Die angebotene Arbeit muss auch nicht zwingend existenzsichernd sein. Auch im Falle eines die Hilfebedürftigkeit nicht überwindenden Arbeitsangebotes ist die Existenzsicherung immer über erwerbsaufstockendes Bürgergeld sichergestellt. Es ist keine Voraussetzung für den Wegfall des Regelbedarfes, dass die angebotene Arbeit zu einer unmittelbaren vollständigen Überwindung der Hilfebedürftigkeit führt. Das steht auch mit den verfassungsrechtlich zulässigen Zielen des Zweiten Buches Sozialgesetzbuch im Einklang, die Hilfebedürftigkeit zu verringern oder zu beenden. Andernfalls wäre der Leistungsentzug von der Größe der Bedarfsgemeinschaft und den dortigen zu diesem Zeitpunkt bestehenden Einkommensverhältnissen abhängig. Denn diese Faktoren bestimmen den individuellen Bedarf. Eine Ungleichbehandlung - abhängig von der Bedarfsgemeinschaftskonstellation und den dortigen Einkommensverhältnissen - soll vermieden werden.
Im Hinblick auf die kritisierte Höhe des Mindestlohns weise ich darauf hin, dass in Deutschland die Festlegung von Löhnen und Gehältern sowie weiteren Arbeitsbedingungen in erster Linie den Arbeitgebern und Arbeitnehmern beziehungsweise - auf kollektiver Ebene - den Tarifvertragsparteien (Arbeitgeber/Arbeitgeberverbände und Gewerkschaften) obliegt. Aufgrund der verfassungsrechtlich geschützten Tarifautonomie der Tarifvertragsparteien und auch der allgemeinen Vertragsfreiheit auf einzelvertraglicher Ebene ergreift der Staat hinsichtlich der Arbeitsbedingungen grundsätzlich lediglich Maßnahmen zur Sicherung von Mindeststandards. Die Einführung des allgemeinen gesetzlichen Mindestlohns zum 1. Januar 2015 stellt eine solche Maßnahme dar. Zweck des Mindestlohngesetzes ist es, eine absolute Lohnuntergrenze und damit ein Mindestmaß an Austauschgerechtigkeit zu schaffen, nicht hingegen, einen umfassenden Schutz der Arbeitnehmerinnen und Arbeitnehmer sicherzustellen. Es sind also auch weiterhin in erster Linie die sachnahen Tarifpartner dazu aufgerufen, ein angemessenes Gehaltsgefüge zu gewährleisten.

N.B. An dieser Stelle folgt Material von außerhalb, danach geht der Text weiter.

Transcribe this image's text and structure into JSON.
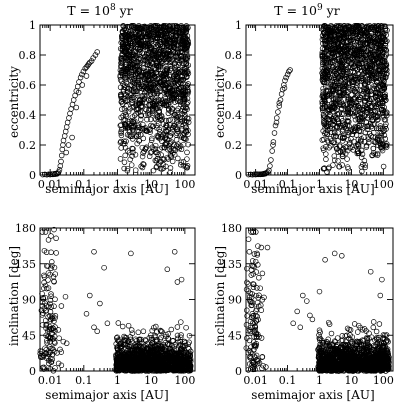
{
  "chart_data": [
    {
      "type": "scatter",
      "title": "T = 10^8 yr",
      "title_main": "T = 10",
      "title_exp": "8",
      "title_unit": "yr",
      "xlabel": "semimajor axis  [AU]",
      "ylabel": "eccentricity",
      "xscale": "log",
      "xlim": [
        0.005,
        200
      ],
      "ylim": [
        0,
        1
      ],
      "xticks": [
        0.01,
        0.1,
        1,
        10,
        100
      ],
      "xtick_labels": [
        "0.01",
        "0.1",
        "1",
        "10",
        "100"
      ],
      "yticks": [
        0,
        0.2,
        0.4,
        0.6,
        0.8,
        1
      ],
      "ytick_labels": [
        "0",
        "0.2",
        "0.4",
        "0.6",
        "0.8",
        "1"
      ],
      "grid": false,
      "marker": "open-circle",
      "series": [
        {
          "points": [
            [
              0.006,
              0.003
            ],
            [
              0.007,
              0.004
            ],
            [
              0.008,
              0.002
            ],
            [
              0.009,
              0.005
            ],
            [
              0.01,
              0.003
            ],
            [
              0.011,
              0.006
            ],
            [
              0.012,
              0.004
            ],
            [
              0.013,
              0.008
            ],
            [
              0.014,
              0.005
            ],
            [
              0.015,
              0.01
            ],
            [
              0.016,
              0.007
            ],
            [
              0.017,
              0.012
            ],
            [
              0.018,
              0.02
            ],
            [
              0.019,
              0.035
            ],
            [
              0.02,
              0.06
            ],
            [
              0.021,
              0.09
            ],
            [
              0.022,
              0.13
            ],
            [
              0.023,
              0.17
            ],
            [
              0.024,
              0.2
            ],
            [
              0.025,
              0.23
            ],
            [
              0.027,
              0.26
            ],
            [
              0.029,
              0.29
            ],
            [
              0.031,
              0.32
            ],
            [
              0.033,
              0.35
            ],
            [
              0.036,
              0.38
            ],
            [
              0.039,
              0.41
            ],
            [
              0.042,
              0.44
            ],
            [
              0.046,
              0.47
            ],
            [
              0.05,
              0.5
            ],
            [
              0.055,
              0.53
            ],
            [
              0.06,
              0.56
            ],
            [
              0.066,
              0.59
            ],
            [
              0.072,
              0.62
            ],
            [
              0.08,
              0.65
            ],
            [
              0.088,
              0.67
            ],
            [
              0.097,
              0.69
            ],
            [
              0.11,
              0.71
            ],
            [
              0.12,
              0.72
            ],
            [
              0.13,
              0.73
            ],
            [
              0.14,
              0.74
            ],
            [
              0.15,
              0.75
            ],
            [
              0.17,
              0.76
            ],
            [
              0.19,
              0.78
            ],
            [
              0.22,
              0.8
            ],
            [
              0.25,
              0.82
            ],
            [
              0.03,
              0.15
            ],
            [
              0.035,
              0.2
            ],
            [
              0.045,
              0.25
            ],
            [
              0.06,
              0.45
            ],
            [
              0.07,
              0.55
            ],
            [
              0.09,
              0.6
            ],
            [
              0.12,
              0.66
            ]
          ]
        }
      ]
    },
    {
      "type": "scatter",
      "title": "T = 10^9 yr",
      "title_main": "T = 10",
      "title_exp": "9",
      "title_unit": "yr",
      "xlabel": "semimajor axis  [AU]",
      "ylabel": "eccentricity",
      "xscale": "log",
      "xlim": [
        0.005,
        200
      ],
      "ylim": [
        0,
        1
      ],
      "xticks": [
        0.01,
        0.1,
        1,
        10,
        100
      ],
      "xtick_labels": [
        "0.01",
        "0.1",
        "1",
        "10",
        "100"
      ],
      "yticks": [
        0,
        0.2,
        0.4,
        0.6,
        0.8,
        1
      ],
      "ytick_labels": [
        "0",
        "0.2",
        "0.4",
        "0.6",
        "0.8",
        "1"
      ],
      "grid": false,
      "marker": "open-circle",
      "series": [
        {
          "points": [
            [
              0.006,
              0.003
            ],
            [
              0.007,
              0.004
            ],
            [
              0.008,
              0.002
            ],
            [
              0.009,
              0.005
            ],
            [
              0.01,
              0.003
            ],
            [
              0.011,
              0.006
            ],
            [
              0.012,
              0.004
            ],
            [
              0.013,
              0.005
            ],
            [
              0.014,
              0.004
            ],
            [
              0.015,
              0.006
            ],
            [
              0.016,
              0.005
            ],
            [
              0.017,
              0.007
            ],
            [
              0.018,
              0.006
            ],
            [
              0.019,
              0.01
            ],
            [
              0.02,
              0.008
            ],
            [
              0.021,
              0.012
            ],
            [
              0.022,
              0.015
            ],
            [
              0.024,
              0.02
            ],
            [
              0.026,
              0.03
            ],
            [
              0.028,
              0.06
            ],
            [
              0.03,
              0.1
            ],
            [
              0.033,
              0.16
            ],
            [
              0.036,
              0.22
            ],
            [
              0.039,
              0.28
            ],
            [
              0.042,
              0.33
            ],
            [
              0.046,
              0.38
            ],
            [
              0.05,
              0.42
            ],
            [
              0.055,
              0.46
            ],
            [
              0.06,
              0.5
            ],
            [
              0.065,
              0.54
            ],
            [
              0.07,
              0.57
            ],
            [
              0.076,
              0.6
            ],
            [
              0.083,
              0.63
            ],
            [
              0.09,
              0.65
            ],
            [
              0.1,
              0.67
            ],
            [
              0.11,
              0.69
            ],
            [
              0.12,
              0.7
            ],
            [
              0.035,
              0.2
            ],
            [
              0.045,
              0.35
            ],
            [
              0.055,
              0.48
            ],
            [
              0.08,
              0.58
            ]
          ]
        }
      ]
    },
    {
      "type": "scatter",
      "title": "",
      "xlabel": "semimajor axis  [AU]",
      "ylabel": "inclination  [deg]",
      "ylabel_main": "inclination",
      "ylabel_unit": "[deg]",
      "xscale": "log",
      "xlim": [
        0.005,
        200
      ],
      "ylim": [
        0,
        180
      ],
      "xticks": [
        0.01,
        0.1,
        1,
        10,
        100
      ],
      "xtick_labels": [
        "0.01",
        "0.1",
        "1",
        "10",
        "100"
      ],
      "yticks": [
        0,
        45,
        90,
        135,
        180
      ],
      "ytick_labels": [
        "0",
        "45",
        "90",
        "135",
        "180"
      ],
      "grid": false,
      "marker": "open-circle",
      "series": [
        {
          "points": [
            [
              0.013,
              178
            ],
            [
              0.2,
              150
            ],
            [
              2.5,
              148
            ],
            [
              0.4,
              130
            ],
            [
              30,
              128
            ],
            [
              60,
              112
            ],
            [
              0.15,
              95
            ],
            [
              0.3,
              85
            ],
            [
              0.12,
              72
            ],
            [
              0.5,
              60
            ],
            [
              0.2,
              55
            ],
            [
              0.25,
              50
            ],
            [
              80,
              115
            ],
            [
              50,
              150
            ]
          ]
        }
      ]
    },
    {
      "type": "scatter",
      "title": "",
      "xlabel": "semimajor axis  [AU]",
      "ylabel": "inclination  [deg]",
      "ylabel_main": "inclination",
      "ylabel_unit": "[deg]",
      "xscale": "log",
      "xlim": [
        0.005,
        200
      ],
      "ylim": [
        0,
        180
      ],
      "xticks": [
        0.01,
        0.1,
        1,
        10,
        100
      ],
      "xtick_labels": [
        "0.01",
        "0.1",
        "1",
        "10",
        "100"
      ],
      "yticks": [
        0,
        45,
        90,
        135,
        180
      ],
      "ytick_labels": [
        "0",
        "45",
        "90",
        "135",
        "180"
      ],
      "grid": false,
      "marker": "open-circle",
      "series": [
        {
          "points": [
            [
              3,
              148
            ],
            [
              5,
              145
            ],
            [
              1.5,
              140
            ],
            [
              0.3,
              95
            ],
            [
              0.2,
              75
            ],
            [
              0.5,
              70
            ],
            [
              0.6,
              65
            ],
            [
              90,
              115
            ],
            [
              80,
              95
            ],
            [
              40,
              125
            ],
            [
              0.15,
              60
            ],
            [
              0.25,
              55
            ],
            [
              1,
              100
            ],
            [
              0.4,
              88
            ]
          ]
        }
      ]
    }
  ]
}
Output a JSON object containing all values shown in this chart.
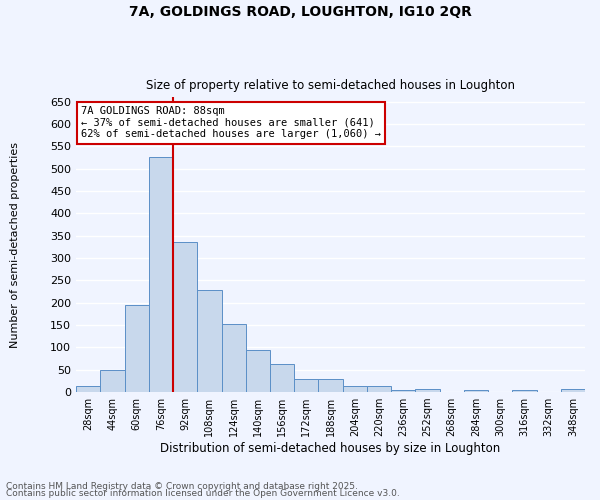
{
  "title1": "7A, GOLDINGS ROAD, LOUGHTON, IG10 2QR",
  "title2": "Size of property relative to semi-detached houses in Loughton",
  "xlabel": "Distribution of semi-detached houses by size in Loughton",
  "ylabel": "Number of semi-detached properties",
  "bar_color": "#c8d8ec",
  "bar_edge_color": "#5b8fc7",
  "background_color": "#f0f4ff",
  "grid_color": "#ffffff",
  "annotation_box_color": "#cc0000",
  "vline_color": "#cc0000",
  "bins": [
    "28sqm",
    "44sqm",
    "60sqm",
    "76sqm",
    "92sqm",
    "108sqm",
    "124sqm",
    "140sqm",
    "156sqm",
    "172sqm",
    "188sqm",
    "204sqm",
    "220sqm",
    "236sqm",
    "252sqm",
    "268sqm",
    "284sqm",
    "300sqm",
    "316sqm",
    "332sqm",
    "348sqm"
  ],
  "values": [
    13,
    50,
    195,
    527,
    335,
    228,
    153,
    95,
    63,
    30,
    30,
    13,
    14,
    5,
    8,
    0,
    5,
    0,
    5,
    0,
    7
  ],
  "property_label": "7A GOLDINGS ROAD: 88sqm",
  "pct_smaller": 37,
  "n_smaller": 641,
  "pct_larger": 62,
  "n_larger": 1060,
  "vline_x_index": 4,
  "ylim": [
    0,
    660
  ],
  "yticks": [
    0,
    50,
    100,
    150,
    200,
    250,
    300,
    350,
    400,
    450,
    500,
    550,
    600,
    650
  ],
  "footnote1": "Contains HM Land Registry data © Crown copyright and database right 2025.",
  "footnote2": "Contains public sector information licensed under the Open Government Licence v3.0."
}
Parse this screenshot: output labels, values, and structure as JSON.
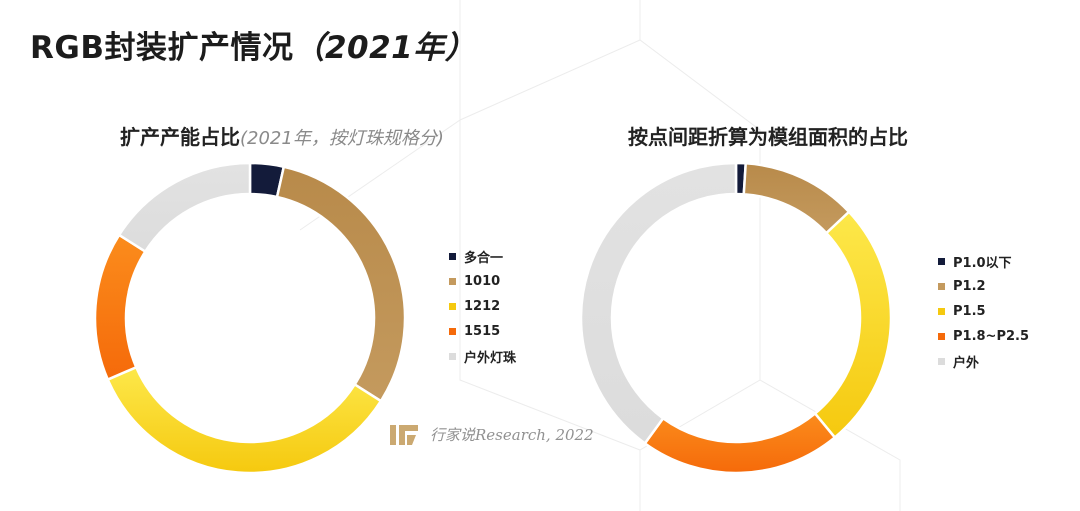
{
  "page": {
    "title_main": "RGB封装扩产情况",
    "title_year": "（2021年）"
  },
  "watermark": {
    "text": "行家说Research, 2022"
  },
  "chart_data": [
    {
      "type": "pie",
      "donut": true,
      "title": "扩产产能占比",
      "subtitle": "(2021年，按灯珠规格分)",
      "categories": [
        "多合一",
        "1010",
        "1212",
        "1515",
        "户外灯珠"
      ],
      "values": [
        3.5,
        30.5,
        34.5,
        15.5,
        16
      ],
      "colors": [
        "#131b3a",
        "#c49a5e",
        "#f5c90f",
        "#f56a0a",
        "#dcdcdc"
      ],
      "gradient_to": [
        "#131b3a",
        "#b88a4a",
        "#fde84a",
        "#fb8c1c",
        "#e2e2e2"
      ],
      "legend_position": "right"
    },
    {
      "type": "pie",
      "donut": true,
      "title": "按点间距折算为模组面积的占比",
      "subtitle": "",
      "categories": [
        "P1.0以下",
        "P1.2",
        "P1.5",
        "P1.8~P2.5",
        "户外"
      ],
      "values": [
        1,
        12,
        26,
        21,
        40
      ],
      "colors": [
        "#131b3a",
        "#c49a5e",
        "#f5c90f",
        "#f56a0a",
        "#dcdcdc"
      ],
      "gradient_to": [
        "#131b3a",
        "#b88a4a",
        "#fde84a",
        "#fb8c1c",
        "#e2e2e2"
      ],
      "legend_position": "right"
    }
  ]
}
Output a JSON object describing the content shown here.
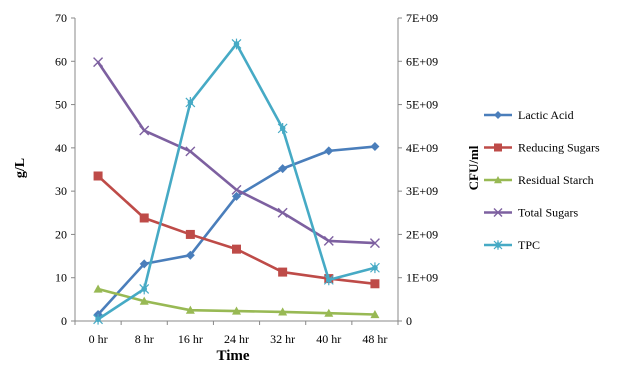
{
  "chart_data": {
    "type": "line",
    "categories": [
      "0 hr",
      "8 hr",
      "16 hr",
      "24 hr",
      "32 hr",
      "40 hr",
      "48 hr"
    ],
    "xlabel": "Time",
    "ylabel": "g/L",
    "y2label": "CFU/ml",
    "ylim": [
      0,
      70
    ],
    "yticks": [
      0,
      10,
      20,
      30,
      40,
      50,
      60,
      70
    ],
    "y2lim": [
      0,
      7000000000
    ],
    "y2ticks": [
      "0",
      "1E+09",
      "2E+09",
      "3E+09",
      "4E+09",
      "5E+09",
      "6E+09",
      "7E+09"
    ],
    "grid": false,
    "legend": "right",
    "series": [
      {
        "name": "Lactic Acid",
        "axis": "left",
        "color": "#4a7ebb",
        "marker": "diamond",
        "values": [
          1.5,
          13.2,
          15.2,
          28.8,
          35.2,
          39.3,
          40.3
        ]
      },
      {
        "name": "Reducing Sugars",
        "axis": "left",
        "color": "#be4b48",
        "marker": "square",
        "values": [
          33.5,
          23.8,
          20.0,
          16.6,
          11.3,
          9.8,
          8.6
        ]
      },
      {
        "name": "Residual Starch",
        "axis": "left",
        "color": "#98b954",
        "marker": "triangle",
        "values": [
          7.4,
          4.6,
          2.5,
          2.3,
          2.1,
          1.8,
          1.5
        ]
      },
      {
        "name": "Total Sugars",
        "axis": "left",
        "color": "#7d60a0",
        "marker": "x",
        "values": [
          59.8,
          44.0,
          39.2,
          30.3,
          25.0,
          18.5,
          18.0
        ]
      },
      {
        "name": "TPC",
        "axis": "right",
        "color": "#46aac5",
        "marker": "star",
        "values": [
          40000000,
          740000000,
          5050000000,
          6400000000,
          4450000000,
          950000000,
          1230000000
        ]
      }
    ]
  }
}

Die Höhe des Mindestlohns wird alle zwei Jahre auf Vorschlag einer unabhängigen Kommission der Tarifpartner (Mindestlohnkommission), durch Rechtsverordnung der Bundesregierung angepasst. Darüber hinaus wurde der Mindestlohn durch das Mindestlohnerhöhungsgesetz einmalig zum 1. Oktober 2022 auf brutto 12 Euro je Zeitstunde angehoben. Zusammen mit den auf Grundlage des vorhergehenden Beschlusses der Mindestlohnkommission festgesetzten Erhöhungsschritten ist der Mindestlohn allein im Jahr 2022 um 25 Prozent gestiegen. Auf Grundlage des Beschlusses der Mindestlohnkommission vom 26. Juni 2023 wurde der gesetzliche Mindestlohn zum 1. Januar 2024 erneut auf jetzt brutto 12,41 Euro je Zeitstunde erhöht . Seit der Einführung 2015 ist der Mindestlohn bis 2024 damit um 46 Prozent gestiegen.